Of 15 birds over the weekend, 12 were juvies. SE ND


----------



## joebobhunter4 (Jul 19, 2005)

hmm... cuz last friday went out with my bro and his friends and we shot like 46 or somethin like that and they were all adults... not 1 juvie...


----------



## celebrationmm (Oct 20, 2005)

I'm just saying the birds we got were juvies. It may be the front edge, or just a few flying with older birds.


----------



## honker (Feb 13, 2005)

out of the 37 we shoot they were all juvies and rosses, we were 3 short of a limit, the fog was a huge help


----------



## R&amp;B OUTFITTERS (Feb 25, 2004)

There are very few juvies in Saskatchewan, We shot 45 snows over the
decoys today only 1 juvie, Could have shot a pile of ross geese had them
in our face all day. Lots of birds moving through all day.


----------



## PJ (Oct 1, 2002)

Do you buys in Canada shot all blues? Or do you pick out a few whites?


----------



## bigblackfoot (Mar 12, 2003)

Tough time with the o button PJ. :lol:


----------



## DeltaBoy (Mar 4, 2004)

bigblackfoot said:


> Tough time with the o button PJ.


I am still LMAO! :lol:


----------



## R&amp;B OUTFITTERS (Feb 25, 2004)

We shoot mostly blues because it is tough to pick out the snows from the
ross geese. But yes we do get some white snows. Juvies are easier to
pick out, when they get here. Lots of specs and canadas and ross geese
moving this morning only shot 21 birds on the morning hunt.


----------



## joebobhunter4 (Jul 19, 2005)

why cant you canadians shoot ross geese?


----------



## dleva (Mar 16, 2004)

I think when they set up the spring season only snows/blues were included when they wrote up the regs. Ross geese weren't mentioned. Somewhere I read they tried to add ross geese to the spring season, but a judge wouldn't allow it because they weren't mentioned in the original framework of the season.


----------



## brobones (Mar 10, 2004)

That pretty much sums it up. When the Canadian Wildlife services made their application to the court to allow snow goose hunting in the spring, they never included Ross geese.

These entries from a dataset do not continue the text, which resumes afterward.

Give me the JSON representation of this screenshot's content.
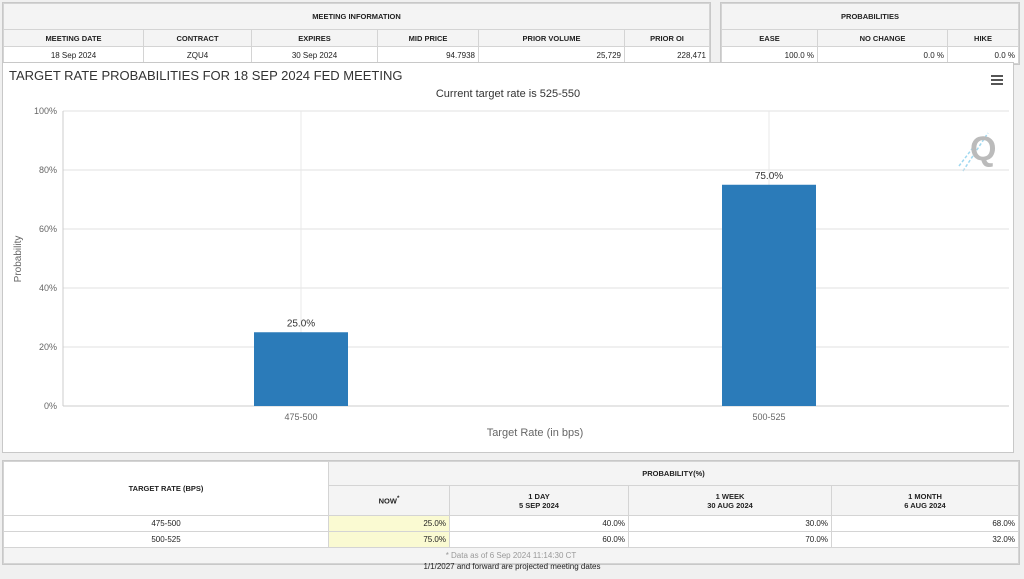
{
  "meeting_info": {
    "title": "MEETING INFORMATION",
    "headers": [
      "MEETING DATE",
      "CONTRACT",
      "EXPIRES",
      "MID PRICE",
      "PRIOR VOLUME",
      "PRIOR OI"
    ],
    "values": [
      "18 Sep 2024",
      "ZQU4",
      "30 Sep 2024",
      "94.7938",
      "25,729",
      "228,471"
    ]
  },
  "probabilities": {
    "title": "PROBABILITIES",
    "headers": [
      "EASE",
      "NO CHANGE",
      "HIKE"
    ],
    "values": [
      "100.0 %",
      "0.0 %",
      "0.0 %"
    ]
  },
  "chart_data": {
    "type": "bar",
    "title": "TARGET RATE PROBABILITIES FOR 18 SEP 2024 FED MEETING",
    "subtitle": "Current target rate is 525-550",
    "categories": [
      "475-500",
      "500-525"
    ],
    "values": [
      25.0,
      75.0
    ],
    "data_labels": [
      "25.0%",
      "75.0%"
    ],
    "xlabel": "Target Rate (in bps)",
    "ylabel": "Probability",
    "ylim": [
      0,
      100
    ],
    "yticks": [
      "0%",
      "20%",
      "40%",
      "60%",
      "80%",
      "100%"
    ],
    "bar_color": "#2b7bb9",
    "grid": true
  },
  "icons": {
    "menu": "hamburger-menu-icon",
    "logo": "q-logo"
  },
  "table": {
    "col_header": "TARGET RATE (BPS)",
    "group_header": "PROBABILITY(%)",
    "columns": [
      {
        "label": "NOW",
        "sup": "*",
        "date": ""
      },
      {
        "label": "1 DAY",
        "date": "5 SEP 2024"
      },
      {
        "label": "1 WEEK",
        "date": "30 AUG 2024"
      },
      {
        "label": "1 MONTH",
        "date": "6 AUG 2024"
      }
    ],
    "rows": [
      {
        "rate": "475-500",
        "values": [
          "25.0%",
          "40.0%",
          "30.0%",
          "68.0%"
        ]
      },
      {
        "rate": "500-525",
        "values": [
          "75.0%",
          "60.0%",
          "70.0%",
          "32.0%"
        ]
      }
    ],
    "note": "* Data as of 6 Sep 2024 11:14:30 CT",
    "now_highlight": "#fafad2"
  },
  "footer": "1/1/2027 and forward are projected meeting dates"
}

The application was challenged by a anti hunting group and they said there should be no hunting for snows or ross geese in the spring. Since the application brought forward to the courts orginally did not have ross geese in it the judge ruled in favor of a spring season for snow geese only and not for ross geese. I think he must of thought there was a big difference in the species. Or his arrogence simply shows.
dumb I know but we have to play by these rules


----------



## joebobhunter4 (Jul 19, 2005)

that would suck... so do you just shoot all blues then? or do you pick out the bigger lookin snows? haha i guess that explains why theres a lot more snows than blues... u damn canadians are jus to good of shots n u kill all the blues  lol jk


----------



## honker (Feb 13, 2005)

i guess not jumping up there for anyone


----------



## Zekeland (Oct 6, 2005)

The resident hunter's I know that come out in spring do not jump/sneak as a rule....


----------



## bird crumpler (Mar 28, 2006)

I went hunting up by sand lake about 2 weeks ago we got stuck and the fog was good and then the geese were all juvies and we couldnt get our deeks out in time so that was bad and then the birds went another field away, but my friends shot a lot this last weeknd they shot a butt load :beer:


----------